Same name and namespace in other branches
  1. 6.3 apachesolr_attachments.index.inc \apachesolr_attachments_extract_using_solr()
  2. 6.2 apachesolr_attachments.admin.inc \apachesolr_attachments_extract_using_solr()
  3. 7 apachesolr_attachments.index.inc \apachesolr_attachments_extract_using_solr()

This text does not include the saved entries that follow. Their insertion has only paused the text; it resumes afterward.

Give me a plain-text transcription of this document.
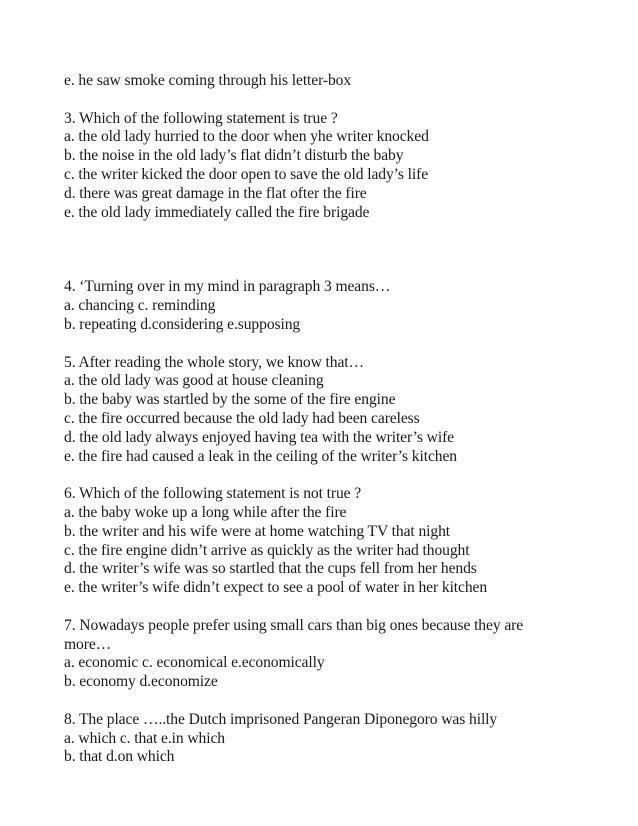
e. he saw smoke coming through his letter-box
3. Which of the following statement is true ?
a. the old lady hurried to the door when yhe writer knocked
b. the noise in the old lady’s flat didn’t disturb the baby
c. the writer kicked the door open to save the old lady’s life
d. there was great damage in the flat ofter the fire
e. the old lady immediately called the fire brigade
4. ‘Turning over in my mind in paragraph 3 means…
a. chancing c. reminding
b. repeating d.considering e.supposing
5. After reading the whole story, we know that…
a. the old lady was good at house cleaning
b. the baby was startled by the some of the fire engine
c. the fire occurred because the old lady had been careless
d. the old lady always enjoyed having tea with the writer’s wife
e. the fire had caused a leak in the ceiling of the writer’s kitchen
6. Which of the following statement is not true ?
a. the baby woke up a long while after the fire
b. the writer and his wife were at home watching TV that night
c. the fire engine didn’t arrive as quickly as the writer had thought
d. the writer’s wife was so startled that the cups fell from her hends
e. the writer’s wife didn’t expect to see a pool of water in her kitchen
7. Nowadays people prefer using small cars than big ones because they are
more…
a. economic c. economical e.economically
b. economy d.economize
8. The place …..the Dutch imprisoned Pangeran Diponegoro was hilly
a. which c. that e.in which
b. that d.on which
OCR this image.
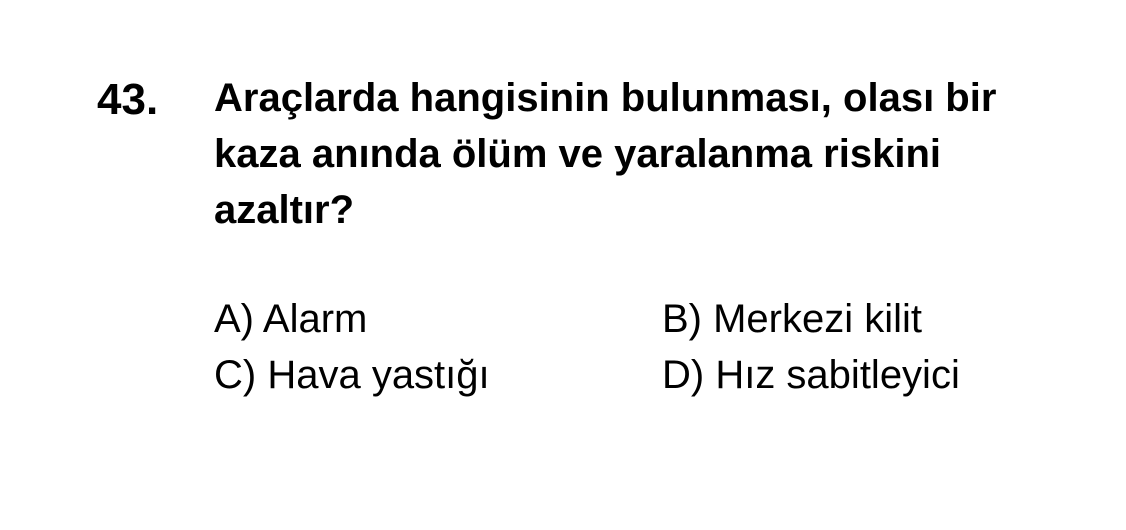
43. Araçlarda hangisinin bulunması, olası bir
kaza anında ölüm ve yaralanma riskini
azaltır?
A) Alarm	B) Merkezi kilit
C) Hava yastığı	D) Hız sabitleyici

For a file path, try to extract text using Solr 1.4.

Throws

Exception

1 call to apachesolr_attachments_extract_using_solr()
apachesolr_attachments_get_attachment_text in ./apachesolr_attachments.admin.inc
Parse the attachment getting just the raw text.

File

./apachesolr_attachments.admin.inc, line 503
Provides a file attachment search implementation for use with the Apache Solr module

Code

function apachesolr_attachments_extract_using_solr($filepath) {

  // Extract using Solr.
  // We allow Solr to throw exceptions - they will be caught
  // by apachesolr.module.
  $solr = apachesolr_get_solr();
  $filename = basename($filepath);
  $params = array(
    'resource.name' => $filename,
    'extractFormat' => 'text',
  );

  // Construct a multi-part form-data POST body in $data.
  $boundary = '--' . md5(uniqid(time()));
  $data = "--{$boundary}\r\n";

  // The 'filename' used here becomes the property name in the response.
  $data .= 'Content-Disposition: form-data; name="file"; filename="extracted"';
  $data .= "\r\nContent-Type: application/octet-stream\r\n\r\n";
  $data .= file_get_contents($filepath);
  $data .= "\r\n--{$boundary}--\r\n";
  $headers = array(
    'Content-Type' => 'multipart/form-data; boundary=' . $boundary,
  );
  $response = $solr
    ->makeServletRequest(EXTRACTING_SERVLET, $params, 'POST', $headers, $data);
  return array(
    $response->extracted,
    $response->extracted_metadata,
  );
}